1 Bien au contraire, il voudrait encore étendre son emprise, lorsqu’il conseille de leur remettre les fonds que les bibliothèques nationales européennes souhaitent numériser. Qui ne seront accessibles – recherche comme contenus – que via le moteur de Google, et qui ne pourront être indexés par nul autre moteur de recherche.

2 Il ne s’agit pas « lutter contre » Google, mais de proposer des alternatives valables et viables.

11 novembre 2005

Le difficile passage à l’acte

Classé dans : Livre, Sciences, techniques — Miklos @ 19:02

La presse se fait écho de la décision de la British Library de faire affaire avec Microsoft, pour la numérisation de « 25 millions de pages de contenus courant 2006 ». Même si «  [l]a Grande-Bretagne offrira bientôt un nombre d’ouvrages numérisés équivalent à celui que propose dès à présent Gallica, la bibliothèque numérique de la BnF », comme le dit le communiqué de la BnF, il est probable que la technologie qui sera utilisée permettra d’y effectuer des recherches et de consulter les contenus de façon bien plus aisée et efficace que ne le permet Gallica (quand bien même cette belle entreprise ne date pas d’hier, déjà alors des critiques s’étaient élevées – dont la mienne – concernant certains choix).

Microsoft a des atouts certains, et pas uniquement financiers ou technologiques : du côté scientifique, Stephen Robertson, grand spécialiste de la recherche dans les contenus, dirige le groupe Information Retrieval and Analysis au laboratoire de recherche de Microsoft à Cambridge.
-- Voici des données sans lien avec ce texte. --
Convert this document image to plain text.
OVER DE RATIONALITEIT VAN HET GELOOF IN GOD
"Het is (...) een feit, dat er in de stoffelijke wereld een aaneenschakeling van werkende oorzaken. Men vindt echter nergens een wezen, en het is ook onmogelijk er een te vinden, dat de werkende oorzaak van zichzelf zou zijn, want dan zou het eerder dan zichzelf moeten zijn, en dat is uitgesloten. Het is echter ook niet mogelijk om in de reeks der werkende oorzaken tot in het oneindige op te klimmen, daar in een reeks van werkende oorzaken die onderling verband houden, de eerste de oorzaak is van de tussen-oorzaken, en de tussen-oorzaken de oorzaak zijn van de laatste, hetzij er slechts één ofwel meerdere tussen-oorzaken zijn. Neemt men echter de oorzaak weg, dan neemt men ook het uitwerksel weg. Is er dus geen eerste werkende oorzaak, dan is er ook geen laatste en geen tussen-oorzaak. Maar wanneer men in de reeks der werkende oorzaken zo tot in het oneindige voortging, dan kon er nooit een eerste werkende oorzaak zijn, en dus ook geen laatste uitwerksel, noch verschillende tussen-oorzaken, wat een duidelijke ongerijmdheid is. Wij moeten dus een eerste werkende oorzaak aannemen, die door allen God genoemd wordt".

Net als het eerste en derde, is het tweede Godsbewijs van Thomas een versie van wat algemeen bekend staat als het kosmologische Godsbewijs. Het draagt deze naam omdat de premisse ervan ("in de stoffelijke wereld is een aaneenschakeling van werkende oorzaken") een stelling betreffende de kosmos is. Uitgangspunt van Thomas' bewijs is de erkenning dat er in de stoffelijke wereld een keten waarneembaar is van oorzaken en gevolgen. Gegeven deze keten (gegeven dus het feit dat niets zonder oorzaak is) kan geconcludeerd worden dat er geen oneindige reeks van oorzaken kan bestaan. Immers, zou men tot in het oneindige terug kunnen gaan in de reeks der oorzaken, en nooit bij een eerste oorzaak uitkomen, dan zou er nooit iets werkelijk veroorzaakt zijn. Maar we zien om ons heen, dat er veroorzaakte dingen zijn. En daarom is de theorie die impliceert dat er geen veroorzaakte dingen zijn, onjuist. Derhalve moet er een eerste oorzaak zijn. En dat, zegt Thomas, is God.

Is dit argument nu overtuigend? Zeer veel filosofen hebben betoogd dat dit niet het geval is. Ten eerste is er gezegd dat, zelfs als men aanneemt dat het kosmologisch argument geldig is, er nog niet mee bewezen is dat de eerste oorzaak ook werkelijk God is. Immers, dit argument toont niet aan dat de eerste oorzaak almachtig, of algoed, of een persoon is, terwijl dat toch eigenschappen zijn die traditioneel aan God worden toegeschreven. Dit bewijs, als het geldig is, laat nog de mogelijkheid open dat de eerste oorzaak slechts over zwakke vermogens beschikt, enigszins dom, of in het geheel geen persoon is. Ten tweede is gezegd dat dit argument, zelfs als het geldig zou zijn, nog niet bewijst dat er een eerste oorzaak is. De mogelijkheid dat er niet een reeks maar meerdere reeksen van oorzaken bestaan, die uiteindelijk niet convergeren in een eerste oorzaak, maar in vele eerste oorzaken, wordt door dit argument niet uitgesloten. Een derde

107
L’entreprise a d’ailleurs décidé de rendre visible et plus européenne son activité de recherche (à l’heure où d’autres entreprises se « délocalisent » en quittant la France), puisqu’elle s’est accordée avec l’Inria pour ouvrir un centre de recherche commun dans un laboratoire près de Paris qui accueillera une trentaine de chercheurs.
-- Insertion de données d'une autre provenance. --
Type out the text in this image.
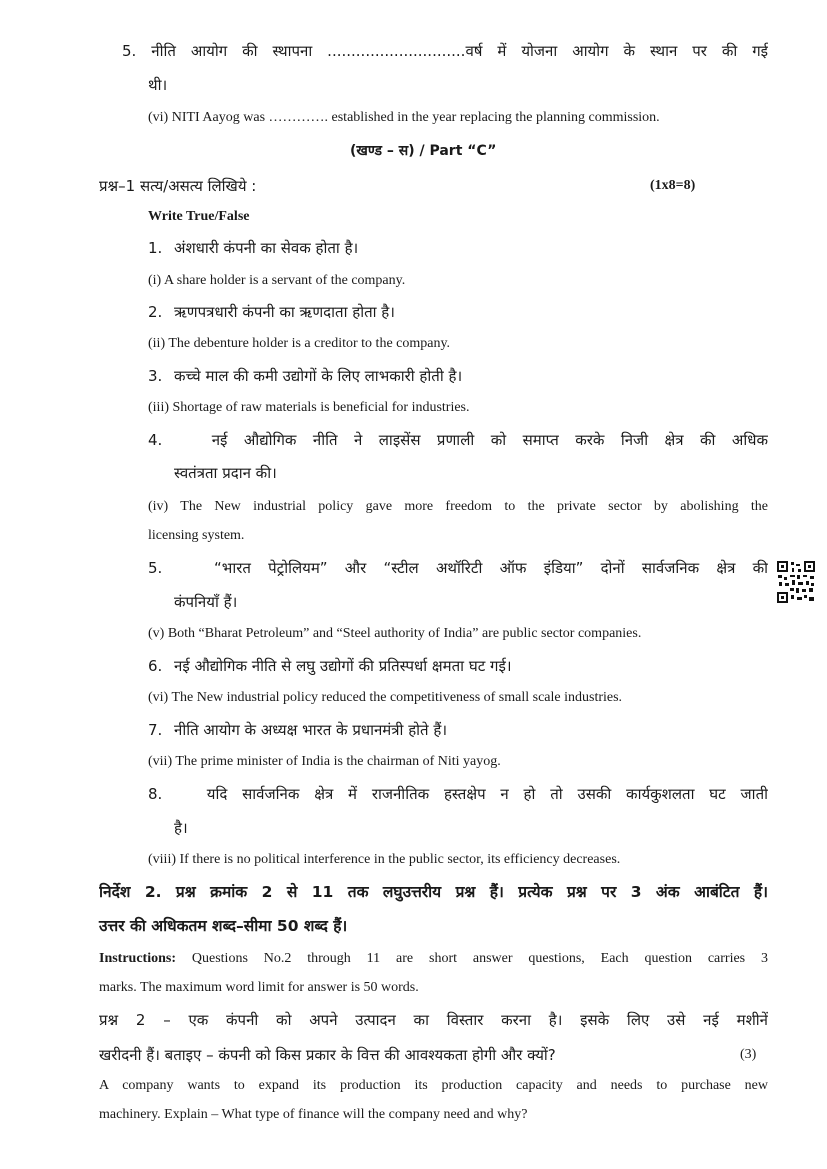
5. नीति आयोग की स्थापना .............................वर्ष में योजना आयोग के स्थान पर की गई
थी।
(vi) NITI Aayog was …………. established in the year replacing the planning commission.
(खण्ड – स) / Part “C”
प्रश्न–1 सत्य/असत्य लिखिये :	(1x8=8)
Write True/False
1. अंशधारी कंपनी का सेवक होता है।
(i) A share holder is a servant of the company.
2. ऋणपत्रधारी कंपनी का ऋणदाता होता है।
(ii) The debenture holder is a creditor to the company.
3. कच्चे माल की कमी उद्योगों के लिए लाभकारी होती है।
(iii) Shortage of raw materials is beneficial for industries.
4.	नई औद्योगिक नीति ने लाइसेंस प्रणाली को समाप्त करके निजी क्षेत्र की अधिक
स्वतंत्रता प्रदान की।
(iv) The New industrial policy gave more freedom to the private sector by abolishing the
licensing system.
5.	“भारत पेट्रोलियम” और “स्टील अथॉरिटी ऑफ इंडिया” दोनों सार्वजनिक क्षेत्र की
कंपनियाँ हैं।
(v) Both “Bharat Petroleum” and “Steel authority of India” are public sector companies.
6. नई औद्योगिक नीति से लघु उद्योगों की प्रतिस्पर्धा क्षमता घट गई।
(vi) The New industrial policy reduced the competitiveness of small scale industries.
7. नीति आयोग के अध्यक्ष भारत के प्रधानमंत्री होते हैं।
(vii) The prime minister of India is the chairman of Niti yayog.
8.	यदि सार्वजनिक क्षेत्र में राजनीतिक हस्तक्षेप न हो तो उसकी कार्यकुशलता घट जाती
है।
(viii) If there is no political interference in the public sector, its efficiency decreases.
निर्देश 2. प्रश्न क्रमांक 2 से 11 तक लघुउत्तरीय प्रश्न हैं। प्रत्येक प्रश्न पर 3 अंक आबंटित हैं।
उत्तर की अधिकतम शब्द–सीमा 50 शब्द हैं।
Instructions: Questions No.2 through 11 are short answer questions, Each question carries 3
marks. The maximum word limit for answer is 50 words.
प्रश्न 2 – एक कंपनी को अपने उत्पादन का विस्तार करना है। इसके लिए उसे नई मशीनें
खरीदनी हैं। बताइए – कंपनी को किस प्रकार के वित्त की आवश्यकता होगी और क्यों?	(3)
A company wants to expand its production its production capacity and needs to purchase new
machinery. Explain – What type of finance will the company need and why?
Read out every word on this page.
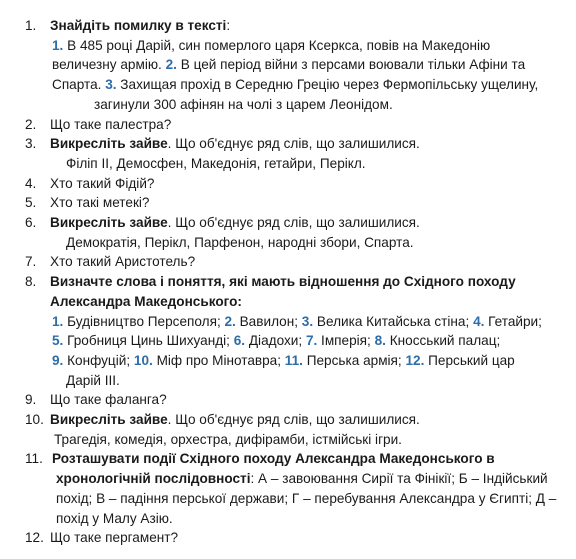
1. Знайдіть помилку в тексті:
1. В 485 році Дарій, син померлого царя Ксеркса, повів на Македонію
величезну армію. 2. В цей період війни з персами воювали тільки Афіни та
Спарта. 3. Захищая прохід в Середню Грецію через Фермопільську ущелину,
загинули 300 афінян на чолі з царем Леонідом.
2. Що таке палестра?
3. Викресліть зайве. Що об'єднує ряд слів, що залишилися.
Філіп ІІ, Демосфен, Македонія, гетайри, Перікл.
4. Хто такий Фідій?
5. Хто такі метекі?
6. Викресліть зайве. Що об'єднує ряд слів, що залишилися.
Демократія, Перікл, Парфенон, народні збори, Спарта.
7. Хто такий Аристотель?
8. Визначте слова і поняття, які мають відношення до Східного походу Александра Македонського:
1. Будівництво Персеполя; 2. Вавилон; 3. Велика Китайська стіна; 4. Гетайри;
5. Гробниця Цинь Шихуанді; 6. Діадохи; 7. Імперія; 8. Кносський палац;
9. Конфуцій; 10. Міф про Мінотавра; 11. Перська армія; 12. Перський цар
Дарій ІІІ.
9. Що таке фаланга?
10. Викресліть зайве. Що об'єднує ряд слів, що залишилися.
Трагедія, комедія, орхестра, дифірамби, істмійські ігри.
11. Розташувати події Східного походу Александра Македонського в хронологічній послідовності: А – завоювання Сирії та Фінікії; Б – Індійський похід; В – падіння перської держави; Г – перебування Александра у Єгипті; Д – похід у Малу Азію.
12. Що таке пергамент?
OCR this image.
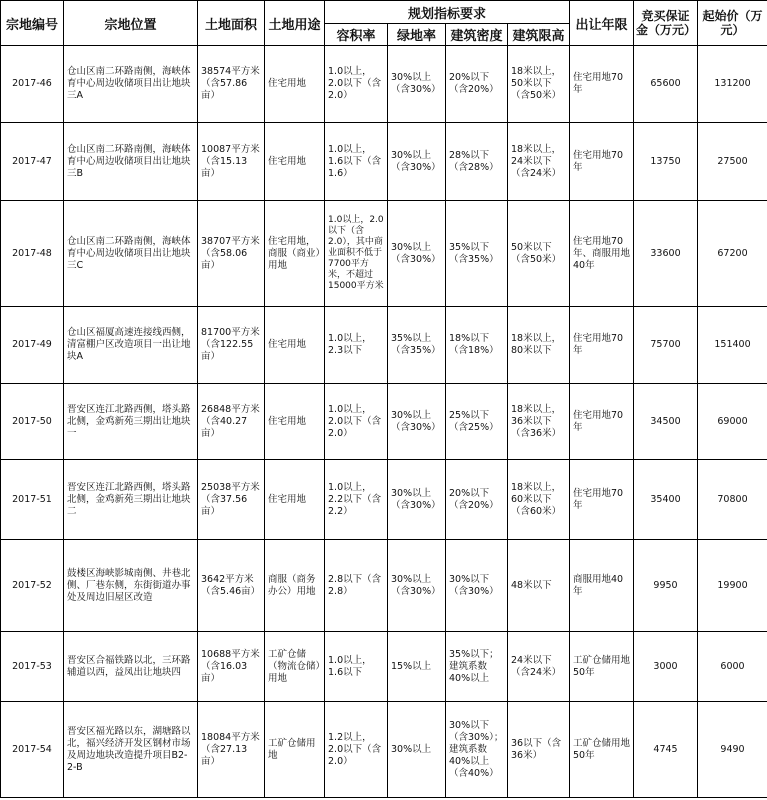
宗地编号	宗地位置	土地面积	土地用途	规划指标要求				出让年限	竞买保证金（万元）	起始价（万元）
				容积率	绿地率	建筑密度	建筑限高			
2017-46	仓山区南二环路南侧，海峡体育中心周边收储项目出让地块三A	38574平方米（含57.86亩）	住宅用地	1.0以上，2.0以下（含2.0）	30%以上（含30%）	20%以下（含20%）	18米以上，50米以下（含50米）	住宅用地70年	65600	131200
2017-47	仓山区南二环路南侧，海峡体育中心周边收储项目出让地块三B	10087平方米（含15.13亩）	住宅用地	1.0以上，1.6以下（含1.6）	30%以上（含30%）	28%以下（含28%）	18米以上，24米以下（含24米）	住宅用地70年	13750	27500
2017-48	仓山区南二环路南侧，海峡体育中心周边收储项目出让地块三C	38707平方米（含58.06亩）	住宅用地，商服（商业）用地	1.0以上，2.0以下（含2.0），其中商业面积不低于7700平方米，不超过15000平方米	30%以上（含30%）	35%以下（含35%）	50米以下（含50米）	住宅用地70年、商服用地40年	33600	67200
2017-49	仓山区福厦高速连接线西侧，清富棚户区改造项目一出让地块A	81700平方米（含122.55亩）	住宅用地	1.0以上，2.3以下	35%以上（含35%）	18%以下（含18%）	18米以上，80米以下	住宅用地70年	75700	151400
2017-50	晋安区连江北路西侧，塔头路北侧，金鸡新苑三期出让地块一	26848平方米（含40.27亩）	住宅用地	1.0以上，2.0以下（含2.0）	30%以上（含30%）	25%以下（含25%）	18米以上，36米以下（含36米）	住宅用地70年	34500	69000
2017-51	晋安区连江北路西侧，塔头路北侧，金鸡新苑三期出让地块二	25038平方米（含37.56亩）	住宅用地	1.0以上，2.2以下（含2.2）	30%以上（含30%）	20%以下（含20%）	18米以上，60米以下（含60米）	住宅用地70年	35400	70800
2017-52	鼓楼区海峡影城南侧、井巷北侧、厂巷东侧，东街街道办事处及周边旧屋区改造	3642平方米（含5.46亩）	商服（商务办公）用地	2.8以下（含2.8）	30%以上（含30%）	30%以下（含30%）	48米以下	商服用地40年	9950	19900
2017-53	晋安区合福铁路以北，三环路辅道以西，益凤出让地块四	10688平方米（含16.03亩）	工矿仓储（物流仓储）用地	1.0以上，1.6以下	15%以上	35%以下；建筑系数40%以上	24米以下（含24米）	工矿仓储用地50年	3000	6000
2017-54	晋安区福光路以东，湖塘路以北，福兴经济开发区钢材市场及周边地块改造提升项目B2-2-B	18084平方米（含27.13亩）	工矿仓储用地	1.2以上，2.0以下（含2.0）	30%以上	30%以下（含30%）；建筑系数40%以上（含40%）	36以下（含36米）	工矿仓储用地50年	4745	9490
L’ouverture de Microsoft vers des secteurs qui ne sont pas si marchands que ça vaut la peine d’être étudiée : son alliance, au sein de la Open Content Alliance, avec l’Internet Archive ne va-t-elle pas couper l’herbe sous le pied d’un autre projet national, celui de l’archivage du Web, qui risque de devenir caduc si une, ou des, archives fiables et efficaces du Web se constituent rapidement ?
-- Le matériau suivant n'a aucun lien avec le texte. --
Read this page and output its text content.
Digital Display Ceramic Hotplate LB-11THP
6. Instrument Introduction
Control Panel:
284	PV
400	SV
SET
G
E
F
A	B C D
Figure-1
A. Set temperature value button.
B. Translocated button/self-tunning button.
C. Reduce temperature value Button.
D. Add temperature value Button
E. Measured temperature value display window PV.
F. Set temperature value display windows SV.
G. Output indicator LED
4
On ne peut évacuer l’aspect temporel des projets de cette nature, en invoquant la nécessité de réfléchir et de choisir avant d’agir. Il est d’ailleurs peu probable que la British Library n’ait pas réfléchi (ni, d’ailleurs, les universités qui avaient choisi de faire l’affaire avec Google). Mais il semble que la France ait souvent une difficulté quasi organique de passer de la réflexion (qui est souvent fort brillante) à l’action (dans ce domaine comme dans d’autres), de traduire des principes théoriques en projets concrets et réalistes ; comme il n’y a pas de brevets sur les annonces et les idées, il ne faut pas s’étonner de se faire damer le pion dans de telles circonstances.

Dans un article publié en mai, j’analysais la démarche de Google et j’évoquais la nécessité de travailler en réseau plutôt que sous forme d’une organisation monolithique (pour toutes sortes de raisons – l’efficacité en étant une) – celle qui semblait émerger autour du projet d’une bibliothèque numérique européenne. Il n’est toujours pas clair, d’ailleurs, ce qui se fait en France et en Europe dans ce domaine, les signaux publics étant souvent contradictoires : comité français ? groupe[s] de bibliothèques nationales ? et la récente annonce, que j’avais relayée, des plans de la Commission européenne « pour créer des bibliothèques numériques européennes », critiquant les « efforts dispersés » d’initiatives dans les états membres ?

Si, en mai, je pouvais conclure en disant « Entre temps, Google avance », depuis, d’autres ont avancé au-delà des effets d’annonce. Il n’est pas étonnant que la British Library ait décidé de passer à l’acte.